プームタム・ウェーチャヤチャイ副首相、タウィー・ソートソーン法相、ジーラユ・フアンサップ政府報道官らが、今日(3月18日)にも中国に向けて出発し、中国新疆ウイグル自治区カシュガルを視察する。タイの一部メディアも同行する。
タイ政府がウイグル人40人を強制送還したのは2月27日。ペートーンターン首相が中国訪問から帰国して間もない頃だったため、「中国政府との取引・密約」と噂された。首相やプームタム副首相はうわさを否定し、「二国間合意によるもの」という説明で切り抜けようとしていたが、国内外からの批判は収まらなかった。今月14日には米政府が、「強制送還に関与したタイ政府職員へのビザ発給の制限」を発表。タイ政府は慌てて「ウイグル人訪問」という苦肉の策を打ち出した。

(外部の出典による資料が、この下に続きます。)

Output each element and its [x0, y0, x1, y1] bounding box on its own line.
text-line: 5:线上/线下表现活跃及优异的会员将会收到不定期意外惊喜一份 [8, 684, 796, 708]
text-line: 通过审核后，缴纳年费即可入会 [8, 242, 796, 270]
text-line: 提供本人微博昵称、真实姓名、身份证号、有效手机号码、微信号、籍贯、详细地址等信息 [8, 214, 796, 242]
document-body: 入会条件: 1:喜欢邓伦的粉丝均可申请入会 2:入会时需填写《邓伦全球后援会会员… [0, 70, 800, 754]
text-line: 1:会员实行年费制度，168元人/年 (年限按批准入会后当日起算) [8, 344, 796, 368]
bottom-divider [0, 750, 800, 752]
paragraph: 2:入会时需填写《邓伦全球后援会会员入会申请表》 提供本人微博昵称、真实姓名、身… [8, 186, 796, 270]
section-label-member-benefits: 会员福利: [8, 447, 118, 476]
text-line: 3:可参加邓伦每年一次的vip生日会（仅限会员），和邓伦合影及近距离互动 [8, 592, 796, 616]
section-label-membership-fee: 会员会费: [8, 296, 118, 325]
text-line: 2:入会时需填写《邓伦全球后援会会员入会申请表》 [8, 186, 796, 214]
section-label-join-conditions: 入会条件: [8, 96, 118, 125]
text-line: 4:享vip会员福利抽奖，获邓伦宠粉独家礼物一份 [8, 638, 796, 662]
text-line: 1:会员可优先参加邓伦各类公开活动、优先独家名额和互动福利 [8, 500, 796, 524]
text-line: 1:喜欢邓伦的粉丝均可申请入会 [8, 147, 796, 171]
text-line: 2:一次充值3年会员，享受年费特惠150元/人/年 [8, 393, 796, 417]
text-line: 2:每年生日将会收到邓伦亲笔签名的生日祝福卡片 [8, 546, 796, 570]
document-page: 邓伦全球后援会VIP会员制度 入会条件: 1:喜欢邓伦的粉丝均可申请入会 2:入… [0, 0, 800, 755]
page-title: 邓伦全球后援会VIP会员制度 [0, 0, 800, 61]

メディア同行に関しても、当初は政府寄りの記者のみが選抜されると伝えられ、こちらも批判を受けて否定した。
今回の強制送還に関しては、「送還されれば中国当局から迫害を受ける危険がある」と警告していた国連難民高等弁務官事務所(UNHCR)が「強制送還は遺憾」と発表。在タイ日本国大使館は「ウイグル人の強制送還によって、タイ国内でテロの脅威が高まる可能性がある」とする注意喚起を発出した。